Dashboard that gets out of your way
Getting Started checklist for new users. Quick Run cards - jump straight to results. Collapsible sidebar. Step palette with categories. Backend configurator with copy-paste .env snippets. Lazy loading. The dashboard got simpler by getting smarter.
By the numbers
Workflow Evolution
Your workflows optimize themselves. Set an eval suite, click "Evolve", and Sandcastle autonomously mutates prompts, swaps models, and simplifies steps - keeping only changes that improve your score.
Composite Scoring
quality * confidence - cost_penalty - latency_penalty. Every mutation is evaluated mechanically. No subjective judgments.
Mutation Operators
Three strategies: prompt refinement (LLM-guided), model swapping (haiku <-> sonnet based on quality/cost), and simplification (the AI learns that less is more).
Evolution Dashboard
Track every iteration. See the score evolve. Compare baseline vs best. Accept the winner with one click.
Workflow as API
Your workflows are now production APIs. One click to publish, one curl to call. Your customers hit the endpoint, you see every run in the dashboard.
curl -X POST "https://api.example.com/api/v1/lead-enrichment" \
-H "Authorization: Bearer $SANDCASTLE_KEY" \
-H "Content-Type: application/json" \
-d '{"company": "Acme Corp", "domain": "acme.com"}'
Living Dashboard
The dashboard shows real data now. Real-time sparklines update on every run. Anomaly detection catches cost spikes and error streaks automatically.
Heatmap shows 6 months of activity - click any day to drill down into individual runs.
Agent Marketplace
Publish your workflows to the community hub. Others rate them, install them, remix them.
Think npm for AI agents. One command to publish, one click to install.
Multi-Agent Delegation
Agents that call other agents. Dynamic routing: the output of one step picks which workflow runs next.
Full depth tracking, real-time progress events at every level of delegation.
File Upload
Workflows accept real documents now. Drop a PDF, CSV, or image into the run modal.

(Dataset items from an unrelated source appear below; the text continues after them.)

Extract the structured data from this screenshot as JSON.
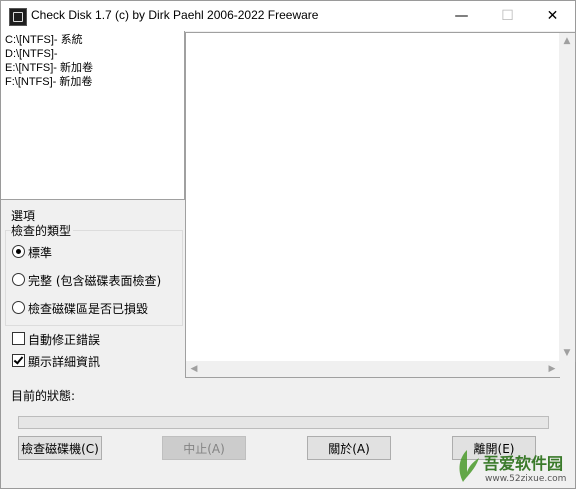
{
  "window": {
    "title": "Check Disk 1.7  (c) by Dirk Paehl  2006-2022 Freeware",
    "minimize": "—",
    "maximize": "☐",
    "close": "✕"
  },
  "drives": [
    {
      "label": "C:\\[NTFS]- 系統"
    },
    {
      "label": "D:\\[NTFS]-"
    },
    {
      "label": "E:\\[NTFS]- 新加卷"
    },
    {
      "label": "F:\\[NTFS]- 新加卷"
    }
  ],
  "options": {
    "section_label": "選項",
    "group_label": "檢查的類型",
    "radios": [
      {
        "label": "標準",
        "selected": true
      },
      {
        "label": "完整 (包含磁碟表面檢查)",
        "selected": false
      },
      {
        "label": "檢查磁碟區是否已損毀",
        "selected": false
      }
    ],
    "checkboxes": [
      {
        "label": "自動修正錯誤",
        "checked": false
      },
      {
        "label": "顯示詳細資訊",
        "checked": true
      }
    ]
  },
  "status": {
    "label": "目前的狀態:",
    "progress": 0
  },
  "buttons": {
    "check": "檢查磁碟機(C)",
    "stop": "中止(A)",
    "about": "關於(A)",
    "exit": "離開(E)"
  },
  "scroll_arrows": {
    "up": "▲",
    "down": "▼",
    "left": "◀",
    "right": "▶"
  },
  "watermark": {
    "text": "吾爱软件园",
    "url": "www.52zixue.com"
  }
}
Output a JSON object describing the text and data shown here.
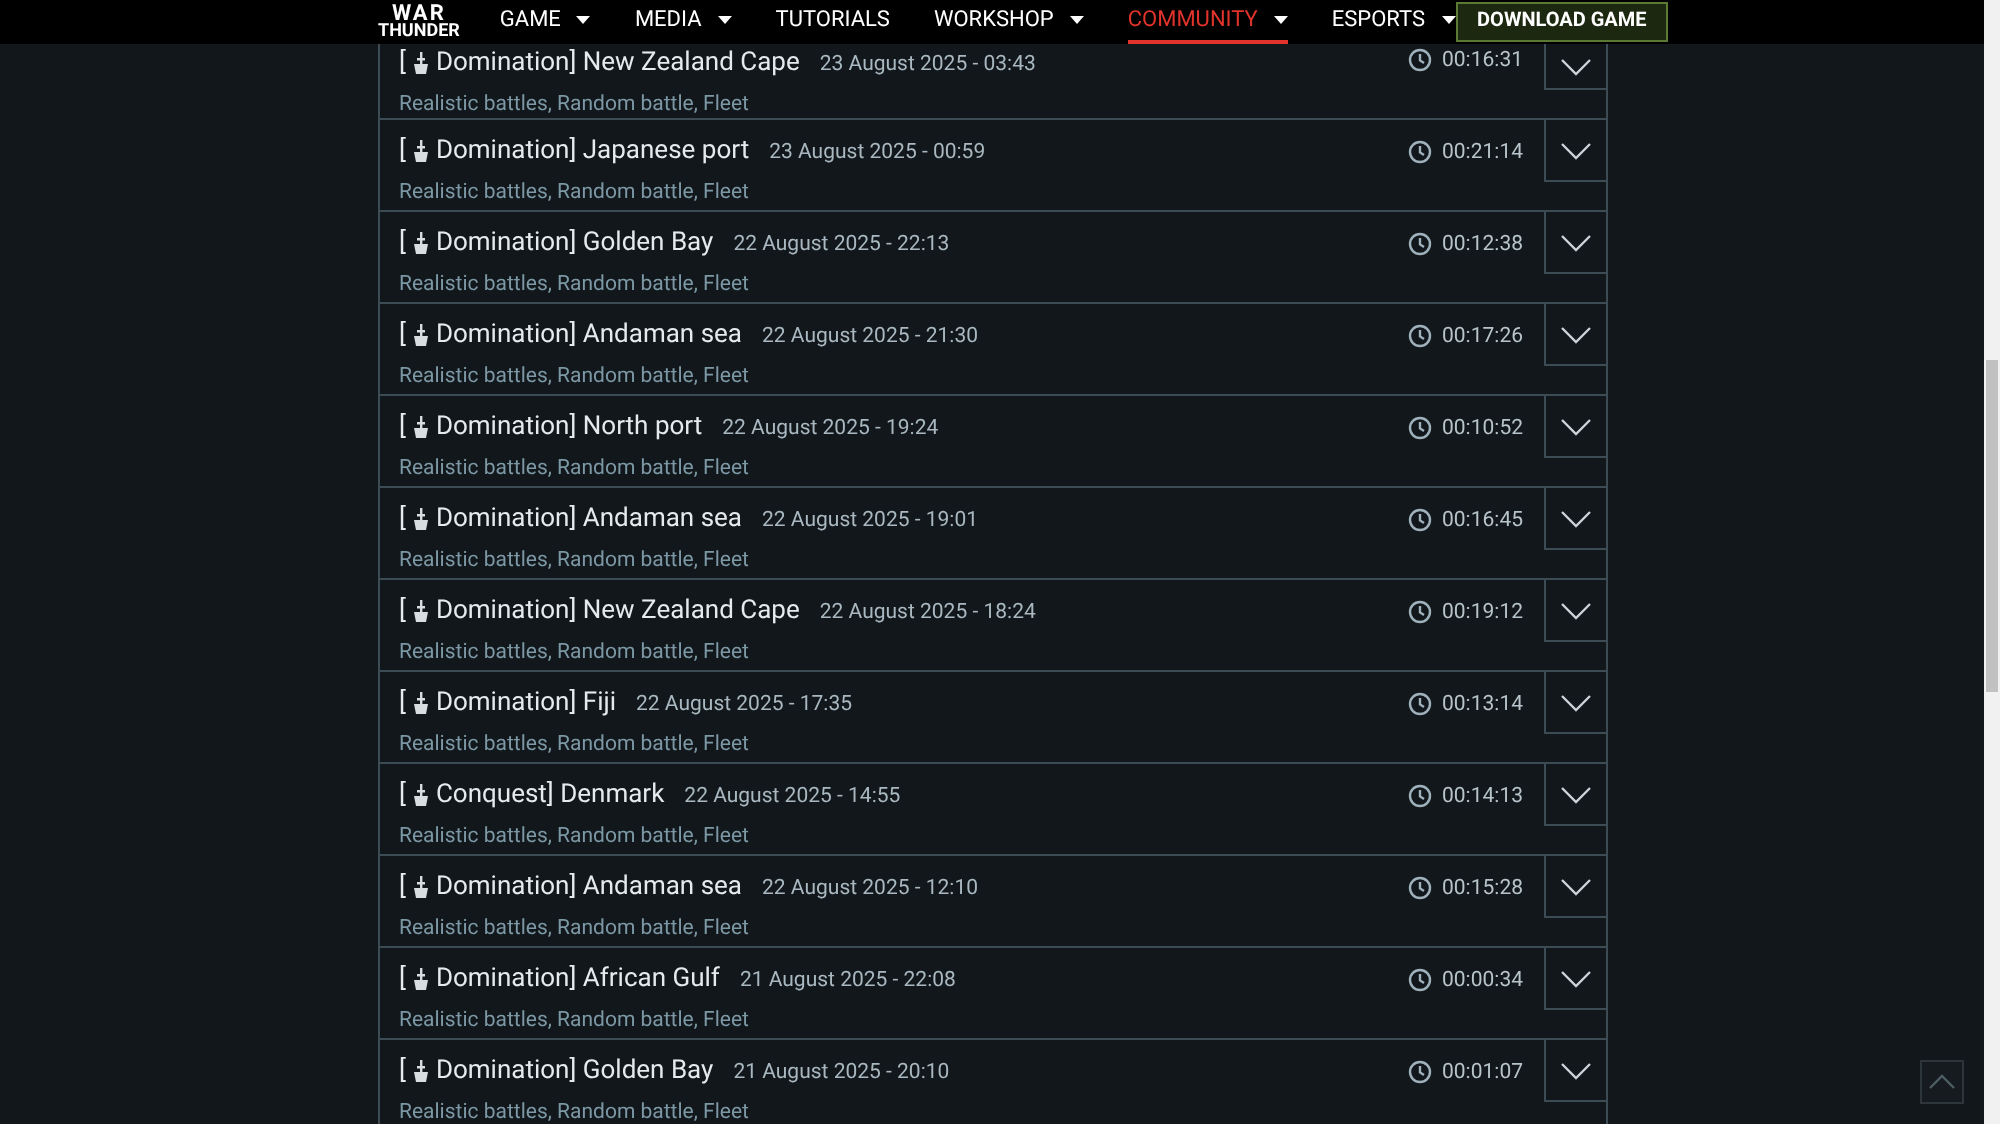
{
  "header": {
    "logo": {
      "top": "WAR",
      "bottom": "THUNDER"
    },
    "nav": [
      {
        "label": "GAME",
        "has_menu": true,
        "selected": false
      },
      {
        "label": "MEDIA",
        "has_menu": true,
        "selected": false
      },
      {
        "label": "TUTORIALS",
        "has_menu": false,
        "selected": false
      },
      {
        "label": "WORKSHOP",
        "has_menu": true,
        "selected": false
      },
      {
        "label": "COMMUNITY",
        "has_menu": true,
        "selected": true
      },
      {
        "label": "ESPORTS",
        "has_menu": true,
        "selected": false
      }
    ],
    "download_button": "DOWNLOAD GAME"
  },
  "battles": [
    {
      "prefix": "[",
      "title": "Domination] New Zealand Cape",
      "date": "23 August 2025 - 03:43",
      "tags": "Realistic battles, Random battle, Fleet",
      "duration": "00:16:31"
    },
    {
      "prefix": "[",
      "title": "Domination] Japanese port",
      "date": "23 August 2025 - 00:59",
      "tags": "Realistic battles, Random battle, Fleet",
      "duration": "00:21:14"
    },
    {
      "prefix": "[",
      "title": "Domination] Golden Bay",
      "date": "22 August 2025 - 22:13",
      "tags": "Realistic battles, Random battle, Fleet",
      "duration": "00:12:38"
    },
    {
      "prefix": "[",
      "title": "Domination] Andaman sea",
      "date": "22 August 2025 - 21:30",
      "tags": "Realistic battles, Random battle, Fleet",
      "duration": "00:17:26"
    },
    {
      "prefix": "[",
      "title": "Domination] North port",
      "date": "22 August 2025 - 19:24",
      "tags": "Realistic battles, Random battle, Fleet",
      "duration": "00:10:52"
    },
    {
      "prefix": "[",
      "title": "Domination] Andaman sea",
      "date": "22 August 2025 - 19:01",
      "tags": "Realistic battles, Random battle, Fleet",
      "duration": "00:16:45"
    },
    {
      "prefix": "[",
      "title": "Domination] New Zealand Cape",
      "date": "22 August 2025 - 18:24",
      "tags": "Realistic battles, Random battle, Fleet",
      "duration": "00:19:12"
    },
    {
      "prefix": "[",
      "title": "Domination] Fiji",
      "date": "22 August 2025 - 17:35",
      "tags": "Realistic battles, Random battle, Fleet",
      "duration": "00:13:14"
    },
    {
      "prefix": "[",
      "title": "Conquest] Denmark",
      "date": "22 August 2025 - 14:55",
      "tags": "Realistic battles, Random battle, Fleet",
      "duration": "00:14:13"
    },
    {
      "prefix": "[",
      "title": "Domination] Andaman sea",
      "date": "22 August 2025 - 12:10",
      "tags": "Realistic battles, Random battle, Fleet",
      "duration": "00:15:28"
    },
    {
      "prefix": "[",
      "title": "Domination] African Gulf",
      "date": "21 August 2025 - 22:08",
      "tags": "Realistic battles, Random battle, Fleet",
      "duration": "00:00:34"
    },
    {
      "prefix": "[",
      "title": "Domination] Golden Bay",
      "date": "21 August 2025 - 20:10",
      "tags": "Realistic battles, Random battle, Fleet",
      "duration": "00:01:07"
    }
  ]
}
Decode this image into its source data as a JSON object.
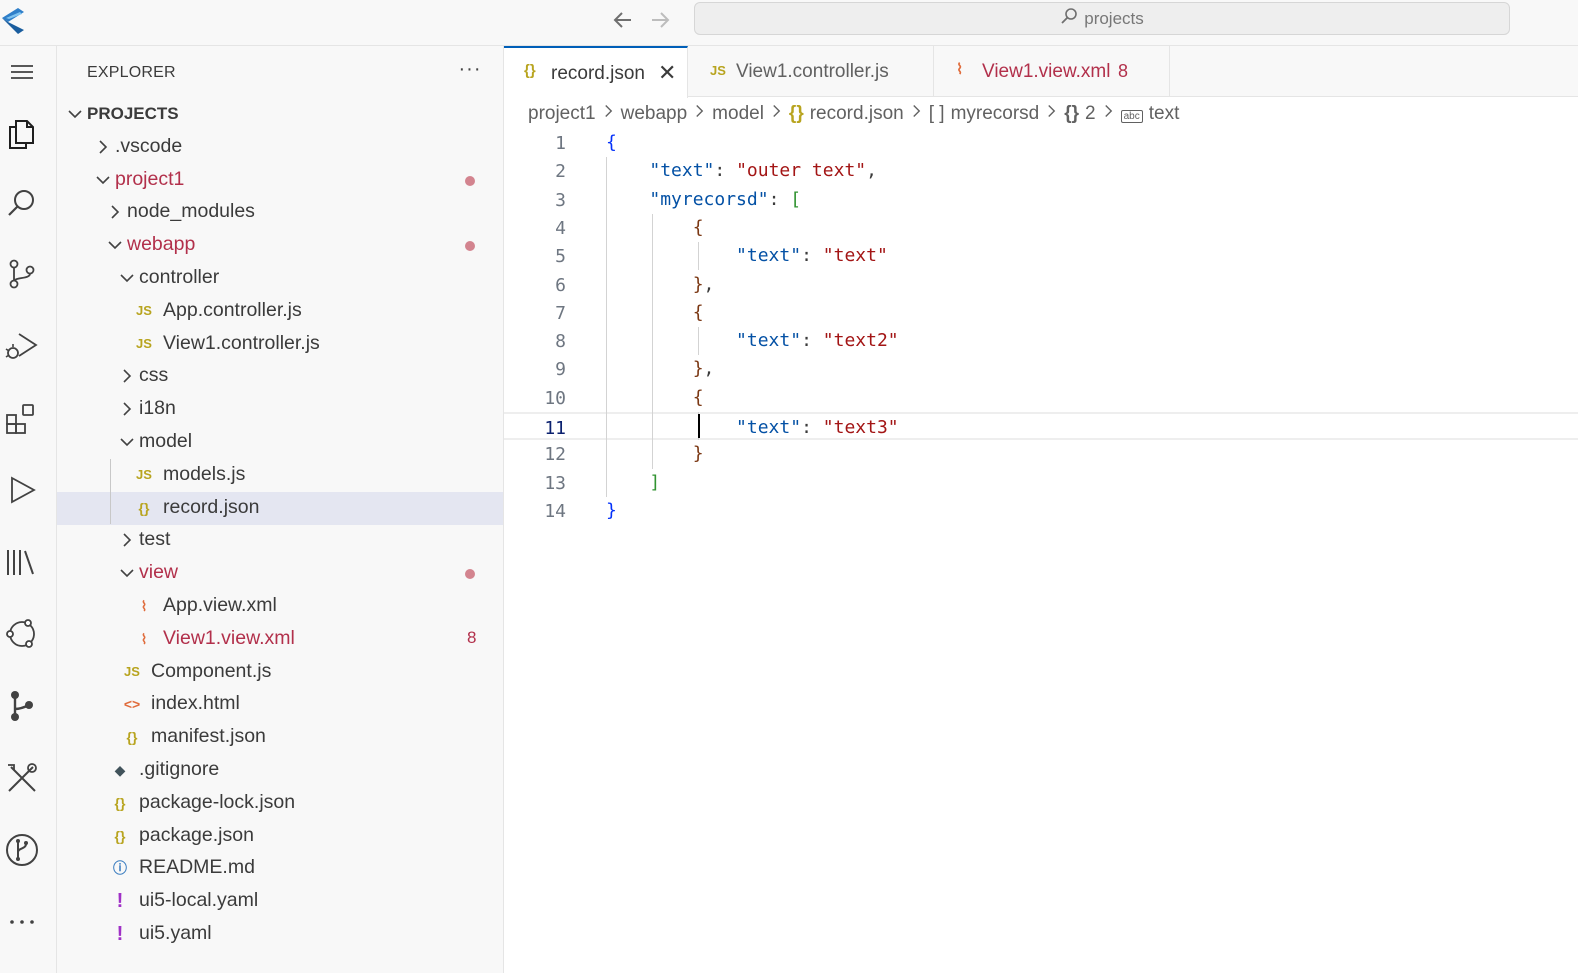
{
  "titlebar": {
    "search_text": "projects"
  },
  "activity_bar": {
    "items": [
      "menu-icon",
      "explorer-icon",
      "search-icon",
      "source-control-icon",
      "run-debug-icon",
      "extensions-icon",
      "run-icon",
      "library-icon",
      "remote-icon",
      "git-graph-icon",
      "tools-icon",
      "git-branch-icon",
      "more-icon"
    ]
  },
  "sidebar": {
    "title": "EXPLORER",
    "more": "···",
    "tree": [
      {
        "label": "PROJECTS",
        "depth": 0,
        "type": "root",
        "expanded": true
      },
      {
        "label": ".vscode",
        "depth": 1,
        "type": "folder",
        "expanded": false
      },
      {
        "label": "project1",
        "depth": 1,
        "type": "folder",
        "expanded": true,
        "modified": true
      },
      {
        "label": "node_modules",
        "depth": 2,
        "type": "folder",
        "expanded": false
      },
      {
        "label": "webapp",
        "depth": 2,
        "type": "folder",
        "expanded": true,
        "modified": true
      },
      {
        "label": "controller",
        "depth": 3,
        "type": "folder",
        "expanded": true
      },
      {
        "label": "App.controller.js",
        "depth": 4,
        "type": "js"
      },
      {
        "label": "View1.controller.js",
        "depth": 4,
        "type": "js"
      },
      {
        "label": "css",
        "depth": 3,
        "type": "folder",
        "expanded": false
      },
      {
        "label": "i18n",
        "depth": 3,
        "type": "folder",
        "expanded": false
      },
      {
        "label": "model",
        "depth": 3,
        "type": "folder",
        "expanded": true
      },
      {
        "label": "models.js",
        "depth": 4,
        "type": "js"
      },
      {
        "label": "record.json",
        "depth": 4,
        "type": "json",
        "selected": true
      },
      {
        "label": "test",
        "depth": 3,
        "type": "folder",
        "expanded": false
      },
      {
        "label": "view",
        "depth": 3,
        "type": "folder",
        "expanded": true,
        "modified": true
      },
      {
        "label": "App.view.xml",
        "depth": 4,
        "type": "xml"
      },
      {
        "label": "View1.view.xml",
        "depth": 4,
        "type": "xml",
        "modified": true,
        "count": "8"
      },
      {
        "label": "Component.js",
        "depth": 3,
        "type": "js"
      },
      {
        "label": "index.html",
        "depth": 3,
        "type": "html"
      },
      {
        "label": "manifest.json",
        "depth": 3,
        "type": "json"
      },
      {
        "label": ".gitignore",
        "depth": 2,
        "type": "git"
      },
      {
        "label": "package-lock.json",
        "depth": 2,
        "type": "json"
      },
      {
        "label": "package.json",
        "depth": 2,
        "type": "json"
      },
      {
        "label": "README.md",
        "depth": 2,
        "type": "info"
      },
      {
        "label": "ui5-local.yaml",
        "depth": 2,
        "type": "yaml"
      },
      {
        "label": "ui5.yaml",
        "depth": 2,
        "type": "yaml"
      }
    ],
    "icon_glyphs": {
      "js": "JS",
      "json": "{}",
      "xml": "⌇",
      "html": "<>",
      "git": "◆",
      "info": "ⓘ",
      "yaml": "!"
    }
  },
  "tabs": [
    {
      "icon": "{}",
      "label": "record.json",
      "active": true,
      "close": "✕"
    },
    {
      "icon": "JS",
      "label": "View1.controller.js",
      "active": false
    },
    {
      "icon": "⌇",
      "label": "View1.view.xml",
      "active": false,
      "modified": true,
      "count": "8"
    }
  ],
  "breadcrumb": [
    {
      "label": "project1"
    },
    {
      "label": "webapp"
    },
    {
      "label": "model"
    },
    {
      "icon": "{}",
      "label": "record.json"
    },
    {
      "icon": "[ ]",
      "label": "myrecorsd"
    },
    {
      "icon": "{}",
      "label": "2"
    },
    {
      "icon": "abc",
      "label": "text"
    }
  ],
  "editor": {
    "current_line": 11,
    "lines": [
      {
        "n": "1",
        "code": "{"
      },
      {
        "n": "2",
        "code": "    \"text\": \"outer text\","
      },
      {
        "n": "3",
        "code": "    \"myrecorsd\": ["
      },
      {
        "n": "4",
        "code": "        {"
      },
      {
        "n": "5",
        "code": "            \"text\": \"text\""
      },
      {
        "n": "6",
        "code": "        },"
      },
      {
        "n": "7",
        "code": "        {"
      },
      {
        "n": "8",
        "code": "            \"text\": \"text2\""
      },
      {
        "n": "9",
        "code": "        },"
      },
      {
        "n": "10",
        "code": "        {"
      },
      {
        "n": "11",
        "code": "            \"text\": \"text3\""
      },
      {
        "n": "12",
        "code": "        }"
      },
      {
        "n": "13",
        "code": "    ]"
      },
      {
        "n": "14",
        "code": "}"
      }
    ]
  },
  "colors": {
    "accent": "#005fb8",
    "modified": "#b2304b",
    "json_key": "#0451a5",
    "json_string": "#a31515",
    "selection": "#e4e6f1"
  }
}
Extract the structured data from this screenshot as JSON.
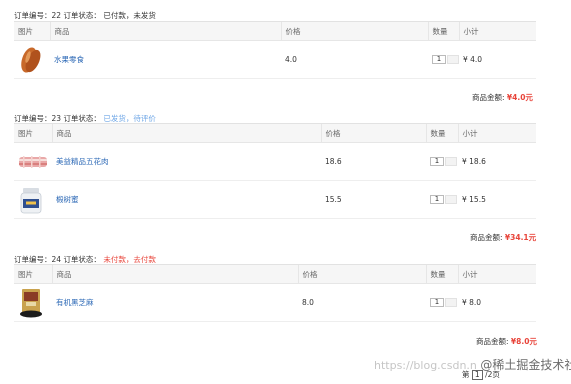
{
  "columns": {
    "image": "图片",
    "product": "商品",
    "price": "价格",
    "qty": "数量",
    "subtotal": "小计"
  },
  "orders": [
    {
      "id_label": "订单编号：22",
      "status_label": "订单状态：",
      "status": "已付款，未发货",
      "items": [
        {
          "image": "sweet-potato",
          "name": "水果零食",
          "price": "4.0",
          "qty": "1",
          "subtotal": "¥ 4.0"
        }
      ],
      "total_label": "商品金额:",
      "total": "¥4.0元"
    },
    {
      "id_label": "订单编号：23",
      "status_label": "订单状态：",
      "status": "已发货，待评价",
      "items": [
        {
          "image": "pork-belly",
          "name": "美益精品五花肉",
          "price": "18.6",
          "qty": "1",
          "subtotal": "¥ 18.6"
        },
        {
          "image": "honey-jar",
          "name": "椴树蜜",
          "price": "15.5",
          "qty": "1",
          "subtotal": "¥ 15.5"
        }
      ],
      "total_label": "商品金额:",
      "total": "¥34.1元"
    },
    {
      "id_label": "订单编号：24",
      "status_label": "订单状态：",
      "status": "未付款，去付款",
      "items": [
        {
          "image": "sesame-bag",
          "name": "有机黑芝麻",
          "price": "8.0",
          "qty": "1",
          "subtotal": "¥ 8.0"
        }
      ],
      "total_label": "商品金额:",
      "total": "¥8.0元"
    }
  ],
  "pager": {
    "prefix": "第",
    "current": "1",
    "suffix": "/2页"
  },
  "watermark": {
    "url": "https://blog.csdn.n",
    "brand": "@稀土掘金技术社区"
  },
  "colors": {
    "link": "#2a67b5",
    "status_blue": "#6ea6e6",
    "status_red": "#e8443a",
    "price_red": "#e8443a"
  }
}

Text files are inlined into prompts. Binary files are passed as references to your agent steps.
EU AI Act Compliance
Risk classification per EU AI Act categories. Compliance mode that blocks high-risk workflows without human approval.
Transparency reports (Article 13), Annex IV technical documentation, global emergency stop.
Tamper-Evident Audit Trail
SHA-256 hash chain on every event. Each entry links to the previous - if anyone modifies a record, the chain breaks.
Verify integrity via API. 7 executor hooks + 9 admin action hooks. 3 query endpoints.
Privacy Router
7 PII patterns: email, phone, SSN, credit card, IP address, IBAN, date of birth.
Per-workflow or per-server config. Redact sensitive data before it touches your LLM, or run in audit-only mode.
Browser Modes
LightPanda (10x faster CDP, zero memory bloat) and Browserbase (cloud, zero cold-start) join E2B, Docker, and local as sandbox options.
Playwright pre-baked in the Dockerfile. Switch backends with one env var.
OpenTelemetry
Workflow and step-level OTLP spans. Cost, duration, and token counts on every trace. Compatible with Jaeger, Tempo, Honeycomb, Datadog.
pip install sandcastle-ai[otel]
5 New Connectors
Langfuse (LLM observability), Qdrant (vector search), GCS (Google Cloud Storage), Azure Blob Storage, and Exa (semantic web search).
Cost Estimation
POST /runs/estimate tells you what a workflow will cost before you run it. Per-step breakdown with model pricing baked in.
Set budget guardrails. Workflows that would exceed the budget are blocked before a single token is spent.
Secret Scrubber
Catches credential URLs, PEM keys, Azure AccountKey, and JSON-quoted secrets before they reach logs or LLM context.
Two-layer defense. Idempotent - safe to run multiple times on the same payload.
Eval Framework
Detects quality regressions with IEEE 754-safe integer basis points. No more floating-point false positives that cause flaky CI.
Define expected outputs, run evals on every commit, catch regressions at 0.01 percentage point precision.
Composio Integration
500+ business app actions through a single step type. Gmail, Slack, Notion, Salesforce, HubSpot, and more - all wired in via the Composio connector.
One auth flow, any tool, zero custom code.